I’m drinking a glass of Rose from the South of France, eating popcorn with truffle salt and listening to Ben Howard. I’ve been a wee bit stress lately, and this is my night to redirect myself. I’ve written but haven’t posted anything for a while as I sift some thru some things for myself and about myself.
Truth is I’m pretty hard on me. I have expectations and when I don’t achieve them in the manner I’ve planned, I become discouraged or rough on myself. I wanted Starbucks to be SO excited and enamored with my project and plans that they would want to support me financially prior to my departure. I mean, hell anyone who knows me – knows my work ethic and determination to perform, why the hold up – right?
Instead, what happened is solid, sincere interest and immense gratitude for my service and what I plan to do.

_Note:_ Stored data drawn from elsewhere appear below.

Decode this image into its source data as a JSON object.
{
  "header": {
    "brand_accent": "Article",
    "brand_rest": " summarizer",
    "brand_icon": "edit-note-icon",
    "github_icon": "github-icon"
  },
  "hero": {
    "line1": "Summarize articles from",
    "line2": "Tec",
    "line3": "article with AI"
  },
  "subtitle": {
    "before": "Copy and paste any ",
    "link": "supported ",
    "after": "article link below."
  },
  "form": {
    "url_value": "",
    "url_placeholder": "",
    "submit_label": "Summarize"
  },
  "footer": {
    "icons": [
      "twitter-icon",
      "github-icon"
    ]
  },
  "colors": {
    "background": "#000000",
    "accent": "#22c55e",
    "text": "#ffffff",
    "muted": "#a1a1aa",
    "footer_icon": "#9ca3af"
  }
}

What I’ve learned is that communicating with a corporation, especially a global one – takes time, a long time. It’s like one of those tankers out in the ocean turning… slow progress. The universe doesn’t give you anything you can’t handle – it challenges you and you find your path.
Instead, what happened is something magical. It fell back onto me. Literally, fell back into my lap… this is my journey – not Starbucks. This is my experience and my project not the company I’ve been working for. It’s the slightest twist to the left but what happened is something truly magnificent. See, while I was busy collecting support – which is a critical piece of this story/project – I lost touch with the essence of what this is for me. This is about me being selfish – about me taking care of the evolution of me. It’s that simple. The rest is a story yet to be written – I need not plan it, just experience it then tell it.

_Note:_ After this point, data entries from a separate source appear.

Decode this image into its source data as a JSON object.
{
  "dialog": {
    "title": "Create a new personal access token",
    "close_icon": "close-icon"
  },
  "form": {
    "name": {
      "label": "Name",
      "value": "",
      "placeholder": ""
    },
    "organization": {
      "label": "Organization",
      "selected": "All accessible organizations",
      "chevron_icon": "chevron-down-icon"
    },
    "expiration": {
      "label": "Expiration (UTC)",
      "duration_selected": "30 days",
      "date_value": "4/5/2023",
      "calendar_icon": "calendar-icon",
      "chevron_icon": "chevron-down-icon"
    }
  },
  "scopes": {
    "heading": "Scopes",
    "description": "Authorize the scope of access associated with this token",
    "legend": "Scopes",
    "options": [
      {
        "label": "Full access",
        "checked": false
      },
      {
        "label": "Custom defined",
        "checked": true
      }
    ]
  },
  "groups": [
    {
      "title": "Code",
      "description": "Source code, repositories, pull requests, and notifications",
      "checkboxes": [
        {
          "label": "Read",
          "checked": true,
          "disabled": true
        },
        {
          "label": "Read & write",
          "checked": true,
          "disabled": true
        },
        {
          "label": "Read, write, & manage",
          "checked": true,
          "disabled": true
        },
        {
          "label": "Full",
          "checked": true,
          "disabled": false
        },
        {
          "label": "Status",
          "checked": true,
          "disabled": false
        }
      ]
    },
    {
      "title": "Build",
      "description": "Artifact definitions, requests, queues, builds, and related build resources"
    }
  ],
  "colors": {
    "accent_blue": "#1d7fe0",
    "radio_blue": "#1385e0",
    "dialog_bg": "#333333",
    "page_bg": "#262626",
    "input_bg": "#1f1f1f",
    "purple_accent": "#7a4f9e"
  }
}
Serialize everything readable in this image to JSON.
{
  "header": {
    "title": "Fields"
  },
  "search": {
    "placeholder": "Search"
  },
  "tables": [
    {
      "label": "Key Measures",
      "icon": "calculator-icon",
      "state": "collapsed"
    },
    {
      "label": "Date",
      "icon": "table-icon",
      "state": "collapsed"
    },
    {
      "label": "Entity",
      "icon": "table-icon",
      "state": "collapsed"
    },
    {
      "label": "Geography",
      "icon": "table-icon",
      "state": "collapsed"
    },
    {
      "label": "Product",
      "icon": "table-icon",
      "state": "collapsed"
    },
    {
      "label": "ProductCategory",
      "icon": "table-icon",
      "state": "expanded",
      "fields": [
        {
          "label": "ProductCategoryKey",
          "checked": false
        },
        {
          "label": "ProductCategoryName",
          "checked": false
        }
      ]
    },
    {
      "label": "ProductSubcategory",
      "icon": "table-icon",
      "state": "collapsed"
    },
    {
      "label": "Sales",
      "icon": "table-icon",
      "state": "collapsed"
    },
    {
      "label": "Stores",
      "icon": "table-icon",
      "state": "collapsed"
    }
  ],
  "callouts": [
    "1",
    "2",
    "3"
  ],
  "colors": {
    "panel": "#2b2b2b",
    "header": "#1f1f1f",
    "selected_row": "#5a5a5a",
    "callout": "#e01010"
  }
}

I believe in this as much as I believe in my friends, family, community and the love of my dog Chuy. I know this is the wisest thing I have ever done financially, professionally and personally. I have never bought a lottery ticket – but this is my version of picking the winning numbers.

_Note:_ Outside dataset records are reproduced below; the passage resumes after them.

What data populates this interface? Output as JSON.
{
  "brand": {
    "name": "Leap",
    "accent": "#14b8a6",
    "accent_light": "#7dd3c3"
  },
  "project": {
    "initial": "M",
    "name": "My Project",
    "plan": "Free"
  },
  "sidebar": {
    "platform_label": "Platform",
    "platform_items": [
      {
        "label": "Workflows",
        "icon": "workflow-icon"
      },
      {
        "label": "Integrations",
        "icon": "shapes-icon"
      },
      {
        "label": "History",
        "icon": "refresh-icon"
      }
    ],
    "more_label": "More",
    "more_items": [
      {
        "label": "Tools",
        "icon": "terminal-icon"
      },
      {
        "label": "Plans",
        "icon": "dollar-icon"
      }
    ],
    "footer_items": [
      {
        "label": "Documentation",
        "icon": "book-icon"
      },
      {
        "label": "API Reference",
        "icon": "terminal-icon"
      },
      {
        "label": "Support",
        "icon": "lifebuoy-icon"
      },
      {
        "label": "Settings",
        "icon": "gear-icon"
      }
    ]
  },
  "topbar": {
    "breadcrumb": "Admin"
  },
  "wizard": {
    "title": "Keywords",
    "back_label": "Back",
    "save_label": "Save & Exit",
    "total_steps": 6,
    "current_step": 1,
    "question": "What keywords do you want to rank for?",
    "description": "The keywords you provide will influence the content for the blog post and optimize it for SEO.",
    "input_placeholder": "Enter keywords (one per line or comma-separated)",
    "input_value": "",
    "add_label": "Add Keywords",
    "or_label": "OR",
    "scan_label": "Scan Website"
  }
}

Nothing about this is a risk. Nothing.
I have already changed so much and I haven’t even left Colorado
So, here’s what I can tell you about my plans. My friends at SmartWool have given me over 800 pairs of socks to donate to the Kilimanjaro Porters Assistance Program. The family I am climbing Kili with are going to help me bring the socks over in our luggage. I am currently talking to Thomson Safaris about helping me with the cost to get the donation of socks to Africa. Mike’s Camera is going to donate/loan the camera equipment for me to document this entire experience and sent me to a video workshop on their behalf. My friend who runs the non-profit Bridges to Prosperity has put me in touch and made arrangements for me to spend two weeks with them in Rwanda helping & filming, where there is generally a 3 month commitment (my hope is to make a connection here with Starbucks and others with this worthy, wonderful organization). I have three contacts in Starbucks that are helping me; Public Affairs, The Elite Athlete Program and Blair Taylor. All of these people are interested and supportive on different levels.
Let me explain. Public Affairs want to follow me on their social media and highlight my sabbatical. The Elite Athlete Program wants to connect health & wellness to what I’m doing and leverage it throughout the company. Blair Taylor likes my Digital Storytelling idea of Starbucks being a “Dream Maker” but wants to see what I put together when I return, before moving in any direction.
So, I’m back at the beginning. I’m back where I need to be – back in touch with my journey and my story. I’ve cashed in my life savings and purchased a ticket to climb the tallest freestanding mountain on the planet and travel around the world.
Last year I went to the Ted event here in Denver, the topic was “Risk and Reward”.
The other thing I believe – the universe always tells you the truth, you have to decide to listen.